(WASHINGTON) The government is readying rules largely favorable to companies that want to use small drones for commercial purposes, according to a federal analysis, potentially leading to the widespread flights by unmanned aircraft performing aerial photography, crop monitoring, inspections of cell towers and bridges and other work.
An economic analysis by Federal Aviation Administration, which was inadvertently posted online, describes draft rules submitted by the agency in October to the White House budget office to review. In response to inquiries, the FAA said in a statement late Saturday that it will officially release the rules on Sunday.

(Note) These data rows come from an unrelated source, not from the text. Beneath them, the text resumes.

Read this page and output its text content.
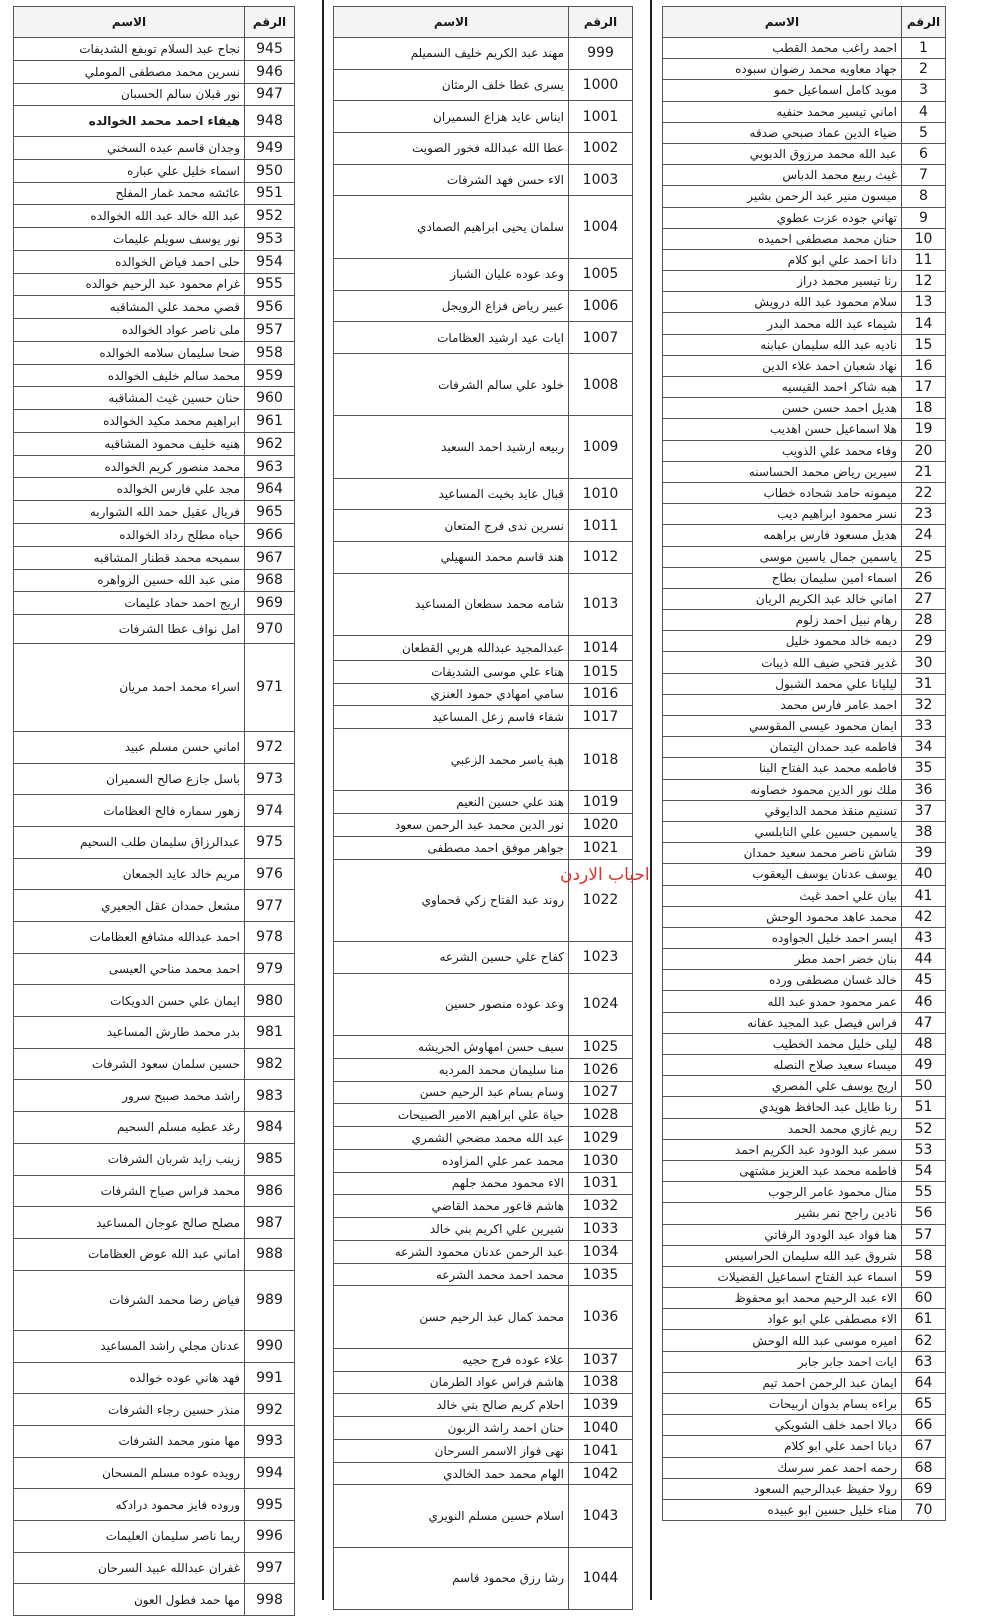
الرقم	الاسم
1	احمد راغب محمد القطب
2	جهاد معاويه محمد رضوان سبوده
3	مويد كامل اسماعيل حمو
4	اماني تيسير محمد حنفيه
5	ضياء الدين عماد صبحي صدقه
6	عبد الله محمد مرزوق الدبوبي
7	غيث ربيع محمد الدباس
8	ميسون منير عبد الرحمن بشير
9	تهاني جوده عزت عطوي
10	حنان محمد مصطفى احميده
11	دانا احمد علي ابو كلام
12	رنا تيسير محمد دراز
13	سلام محمود عبد الله درويش
14	شيماء عبد الله محمد البدر
15	ناديه عبد الله سليمان عبابنه
16	نهاد شعبان احمد علاء الدين
17	هبه شاكر احمد القيسيه
18	هديل احمد حسن حسن
19	هلا اسماعيل حسن اهديب
20	وفاء محمد علي الذويب
21	سيرين رياض محمد الحساسنه
22	ميمونه حامد شحاده خطاب
23	نسر محمود ابراهيم ديب
24	هديل مسعود فارس براهمه
25	ياسمين جمال ياسين موسى
26	اسماء امين سليمان بطاح
27	اماني خالد عبد الكريم الريان
28	رهام نبيل احمد زلوم
29	ديمه خالد محمود خليل
30	غدير فتحي ضيف الله ذيبات
31	ليليانا علي محمد الشبول
32	احمد عامر فارس محمد
33	ايمان محمود عيسى المقوسي
34	فاطمه عبد حمدان اليتمان
35	فاطمه محمد عبد الفتاح البنا
36	ملك نور الدين محمود خصاونه
37	تسنيم منقذ محمد الدايوقي
38	ياسمين حسين علي النابلسي
39	شاش ناصر محمد سعيد حمدان
40	يوسف عدنان يوسف اليعقوب
41	بيان علي احمد غيث
42	محمد عاهد محمود الوحش
43	ايسر احمد خليل الجواوده
44	بنان خضر احمد مطر
45	خالد غسان مصطفى ورده
46	عمر محمود حمدو عبد الله
47	فراس فيصل عبد المجيد عفانه
48	ليلى خليل محمد الخطيب
49	ميساء سعيد صلاح النصله
50	اريج يوسف علي المصري
51	رنا طايل عبد الحافظ هويدي
52	ريم غازي محمد الحمد
53	سمر عبد الودود عبد الكريم احمد
54	فاطمه محمد عبد العزيز مشتهى
55	منال محمود عامر الرجوب
56	نادين راجح نمر بشير
57	هنا فواد عبد الودود الرفاتي
58	شروق عبد الله سليمان الحراسيس
59	اسماء عبد الفتاح اسماعيل الفضيلات
60	الاء عبد الرحيم محمد ابو محفوظ
61	الاء مصطفى علي ابو عواد
62	اميره موسى عبد الله الوحش
63	ايات احمد جابر جابر
64	ايمان عبد الرحمن احمد تيم
65	براءه بسام بدوان اربيحات
66	ديالا احمد خلف الشويكي
67	ديانا احمد علي ابو كلام
68	رحمه احمد عمر سرسك
69	رولا حفيظ عبدالرحيم السعود
70	مناء خليل حسين ابو عبيده
الرقم	الاسم
999	مهند عبد الكريم خليف السميلم
1000	يسرى عطا خلف الرمثان
1001	ايناس عايد هزاع السميران
1002	عطا الله عبدالله فخور الصويت
1003	الاء حسن فهد الشرفات
1004	سلمان يحيى ابراهيم الصمادي
1005	وعد عوده عليان الشباز
1006	عبير رياض فزاع الرويجل
1007	ايات عيد ارشيد العظامات
1008	خلود علي سالم الشرفات
1009	ربيعه ارشيد احمد السعيد
1010	قبال عايد بخيت المساعيد
1011	نسرين ندى فرج المتعان
1012	هند قاسم محمد السهيلي
1013	شامه محمد سطعان المساعيد
1014	عبدالمجيد عبدالله هربي القطعان
1015	هناء علي موسى الشديفات
1016	سامي امهادي حمود العنزي
1017	شفاء قاسم زعل المساعيد
1018	هبة ياسر محمد الزعبي
1019	هند علي حسين النعيم
1020	نور الدين محمد عبد الرحمن سعود
1021	جواهر موفق احمد مصطفى
1022	روند عبد الفتاح زكي قحماوي
1023	كفاح علي حسين الشرعه
1024	وعد عوده منصور حسين
1025	سيف حسن امهاوش الحريشه
1026	منا سليمان محمد المرديه
1027	وسام بسام عبد الرحيم حسن
1028	حياة علي ابراهيم الامير الصبيحات
1029	عبد الله محمد مضحي الشمري
1030	محمد عمر علي المزاوده
1031	الاء محمود محمد جلهم
1032	هاشم قاعور محمد القاضي
1033	شيرين علي اكريم بني خالد
1034	عبد الرحمن عدنان محمود الشرعه
1035	محمد احمد محمد الشرعه
1036	محمد كمال عبد الرحيم حسن
1037	علاء عوده فرج حجيه
1038	هاشم فراس عواد الطرمان
1039	احلام كريم صالح بني خالد
1040	حنان احمد راشد الزبون
1041	نهى فواز الاسمر السرحان
1042	الهام محمد حمد الخالدي
1043	اسلام حسين مسلم النويري
1044	رشا رزق محمود قاسم
الرقم	الاسم
945	نجاح عبد السلام توبفع الشديفات
946	نسرين محمد مصطفى الموملي
947	نور قبلان سالم الحسبان
948	هيفاء احمد محمد الخوالده
949	وجدان قاسم عبده السخني
950	اسماء خليل علي عباره
951	عائشه محمد غمار المفلح
952	عبد الله خالد عبد الله الخوالده
953	نور يوسف سويلم عليمات
954	حلى احمد فياض الخوالده
955	غرام محمود عبد الرحيم خوالده
956	قصي محمد علي المشاقبه
957	ملى ناصر عواد الخوالده
958	ضحا سليمان سلامه الخوالده
959	محمد سالم خليف الخوالده
960	حنان حسين غيث المشاقبه
961	ابراهيم محمد مكيد الخوالده
962	هنيه خليف محمود المشاقبه
963	محمد منصور كريم الخوالده
964	مجد علي فارس الخوالده
965	فريال عقيل حمد الله الشواربه
966	حياه مطلح رداد الخوالده
967	سميحه محمد قطنار المشاقبه
968	منى عبد الله حسين الزواهره
969	اريج احمد حماد عليمات
970	امل نواف عطا الشرفات
971	اسراء محمد احمد مريان
972	اماني حسن مسلم عبيد
973	باسل جازع صالح السميران
974	زهور سماره فالح العظامات
975	عبدالرزاق سليمان طلب السحيم
976	مريم خالد عايد الجمعان
977	مشعل حمدان عقل الجعيري
978	احمد عبدالله مشافع العظامات
979	احمد محمد مناحي العيسى
980	ايمان علي حسن الدويكات
981	بدر محمد طارش المساعيد
982	حسين سلمان سعود الشرفات
983	راشد محمد صبيح سرور
984	رغد عطيه مسلم السحيم
985	زينب زايد شربان الشرفات
986	محمد فراس صياح الشرفات
987	مصلح صالح عوجان المساعيد
988	اماني عبد الله عوض العظامات
989	فياض رضا محمد الشرفات
990	عدنان مجلي راشد المساعيد
991	فهد هاني عوده خوالده
992	منذر حسين رجاء الشرفات
993	مها منور محمد الشرفات
994	رويده عوده مسلم المسحان
995	وروده فايز محمود درادكه
996	ريما ناصر سليمان العليمات
997	غفران عبدالله عبيد السرحان
998	مها حمد فطول العون
احباب الاردن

The regulations would apply to drones weighing less than 55 pounds. They would improve safety by using small, lightweight unmanned aircraft instead of heavier, manned aircraft that “pose a higher level of risk,” the analysis said. It notes that between 2004 and 2012, there were 95 fatalities involving climbers working on cell and other towers.
If the rules would prevent only one fatality by using a small drone instead of a tower climber, the $9.2 million saved — the amount the government says is the economic value of a single life — would exceed the entire cost of the regulations to society, according to the document.
The analysis does not offer a total estimate on the annual economic benefit of regulations, but says it would exceed $100 million a year. For example, about 45,000 annual bridge inspections could be conducted with small drones. Most bridge inspections currently employ hydraulic mobile cranes called “snoopers.” The average cost of an inspection using a snooper is $3,250. Cable bridge inspections are even more expensive because they often require a 200-foot aerial lift.
The Association of Unmanned Vehicle Systems International, an industry trade association, estimates that small, commercial drones will create 70,000 jobs with an economic impact of more than $13.6 billion in the first three years after their integration into U.S. skies.
The analysis doesn’t address jobs that might be displaced by drones, like some types of pilots.
The FAA currently bans all commercial drone flights except for those by a small number of companies that have been granted waivers. Congress has been leaning on the FAA to move faster on regulations that would allow a wide variety of companies to employ drones for everything from monitoring pipelines to delivering pizzas. Under a law passed in 2012, the FAA was to issue final regulations by September 2015, but that appears unlikely.
Even if the White House approves the FAA’s proposal, the agency is still required to offer it for public comment. Tens of thousands of comments are anticipated, and it could take two to three years for the agency to address them before issuing final regulations.
The document indicates the agency has dropped its insistence that drone operators have the same licenses and medical certificates required for pilots of manned aircraft. Industry officials complained that obtaining a private pilot license or medical certificate would be unnecessarily burdensome.
Commercial operators would have to take an aerospace knowledge test administered by the FAA before they could receive a certificate granting permission to operate a drone. The agency estimates the cost to operators of obtaining certificate at about $300.
A private pilot license can cost thousands of dollars because it requires many hours of experience flying a plane.
Operators would have to keep drone flights under 500 feet in altitude, which is below where most manned aircraft fly. That’s 100 feet higher than the agency typically has approved in waivers to commercial operators.
But the draft rules would still prohibit drones from flying farther away than they can be seen by their operator, and nighttime flights would remain banned. The line-of-sight requirement would preclude delivery drone of the type envisioned by Amazon. Google is also experimenting with such drones.
Industry officials have chafed at both restrictions, saying they significantly reduce the usefulness of unmanned aircraft. The FAA’s concern is that with no pilot on board, the operator on the ground is best able to prevent a collision with another aircraft by keep the drone in sight at all times.
Drone operators would also have to be checked out by the Transportation Safety Administration to determine whether they pose a security threat before they could receive an FAA operator certificate. There is no fee for the security check, but one might be applied in the future, the analysis said.
Last month, a small drone flew over the White House fence and crashed on the lawn. Although the operator later came forward saying the incident was an accident, the episode has raised concern that small drones might pose a security threat.
Agriculture is expected to become one of the first industries to embrace drones. Helicopter drones that are widely used for spraying crops in Japan would not fall under the FAA rules because they weigh significantly more than 55 pounds. But the rules would apply to small drones that monitor crops to better target watering or for mapping fields.
The FAA analysis was first reported by Forbes on Saturday.